What was supposed to be just 14 days turned into 435.
On March 23, 2020, as the coronavirus pandemic canceled flights and states were going under lockdown, First Officer Chris Dennis parked a Delta Air Lines aircraft in Victorville, California, in a desert lot.
Before he left the flight deck, Dennis wrote a note to the next pilot of the plane and put it in the tray table. That note wasn’t seen again for 435 days, when First Officer Nick Perez found it earlier this month, according to Delta.
“Hey pilots — It’s March 23rd and we just arrived from MSP,” Dennis wrote in his 2020 note. “Very chilling to see so much of our fleet here in the desert.”
First Officer Chris Dennis left this note on a Delta airplane on March 23, 2020, as he was parking it for storage at the beginning of the pandemic. (Courtesy of Delta Air Lines)
“If you are here to pick it up then the light must be at the end of the tunnel,” he added. “Amazing how fast it changed. Have a safe flight bringing it out of storage!”
Dennis told Delta that the severity of the situation hit him as the plane landed.
“As we crossed the runway: Delta aircraft. It’s hard to fathom how many aircraft Delta has until you see that many of them parked in one place,” Dennis said.
“When we got in line, it looked like an optical illusion. It just kept going and going,” he added. “I don’t know how to describe it — it was shocking.”
At the time, Dennis thought the plane would only be stored there for 14 days. Yet, even for that amount of time, the impact on the airline industry was not lost on him.
“I thought about how many people’s jobs rely on just one of those airplanes,” Dennis said. “From the Reservations agent, to the ticket agent, to the pilot, flight attendants, mechanics, the ramp crew. Then you go a level deeper: the rental car agency, the hotels, the tourism companies.”
The same day he wrote the note and left the plane in the lot, Dennis posted on Facebook about dropping off the plane, saying it was a “chilling, apocalyptic, surreal” day.
“While we are all under 14-day quarantine and are sick of looking at our ceilings and walls, this is what is happening to the airline industry and other industries out there,” Dennis wrote, in part, on Facebook. “It is horrifying. Please stay inside, social distance, and let this blow over quickly.”
Little did Dennis know, it would be much longer than 14 days before the plane he dropped off would return to service.

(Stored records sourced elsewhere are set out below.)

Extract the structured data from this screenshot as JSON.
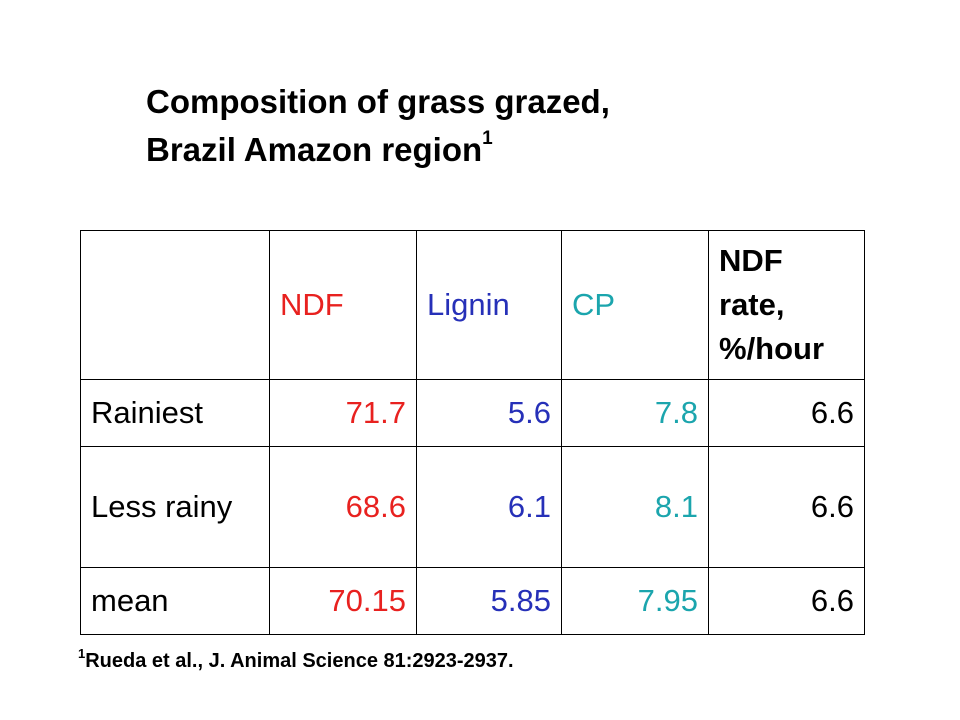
{
  "title": {
    "line1": "Composition of grass grazed,",
    "line2": "Brazil Amazon region",
    "superscript": "1"
  },
  "table": {
    "columns": [
      {
        "label": "NDF",
        "color": "#e8211f"
      },
      {
        "label": "Lignin",
        "color": "#2630b8"
      },
      {
        "label": "CP",
        "color": "#1ba5ad"
      },
      {
        "label": "NDF rate, %/hour",
        "color": "#000000"
      }
    ],
    "rows": [
      {
        "label": "Rainiest",
        "values": [
          "71.7",
          "5.6",
          "7.8",
          "6.6"
        ]
      },
      {
        "label": "Less rainy",
        "values": [
          "68.6",
          "6.1",
          "8.1",
          "6.6"
        ]
      },
      {
        "label": "mean",
        "values": [
          "70.15",
          "5.85",
          "7.95",
          "6.6"
        ]
      }
    ]
  },
  "footnote": {
    "marker": "1",
    "text": "Rueda et al., J. Animal Science 81:2923-2937."
  }
}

According to Delta, Dennis’ No. 3009 was the last A321 aircraft that was parked in the Victorville lot when Perez arrived on June 1 to prepare it to return to service.
During its time in storage, 3009 had lent more than 120 parts to other aircraft, so mechanics had spent weeks preparing it and other aircraft to get back to the skies.
Planes parked for storage are pictured at the Victorville, California, lot. (Courtesy of Delta Air Lines)
When Perez arrived, he and the rest of the team bringing the plane back to service had to go through pages of preflight verification.
While they prepared the plane, Perez spoke with mechanic Tom Trenda, who had been working on 3009.
Trenda told Perez to check the tray table in the flight deck.
That’s where Perez found Dennis’ note from more than a year before. Perez recognized it, having seen it go viral last year, according to Delta.
Perez told Delta that was the moment he realized how serious the situation was, particularly for Dennis, when he wrote the letter.
“He had to have been thinking he was leaving his job,” Perez said. “Back in March, I was 100% certain I was going to lose my job.”
“I kept thinking about my mindset now compared to his when he left this note,” Perez added. “[Back then], we were getting good at landing empty airplanes, now we’re going in the right direction. I’m in good spirits. I’m very optimistic. I feel like how I felt in 2017 again – ready to get going.”
Dennis also said he feels optimistic about the future.
“As they get into that airplane, they are going to see the opposite view than I saw,” Dennis said. “There’s going to be an open runway in front of them.”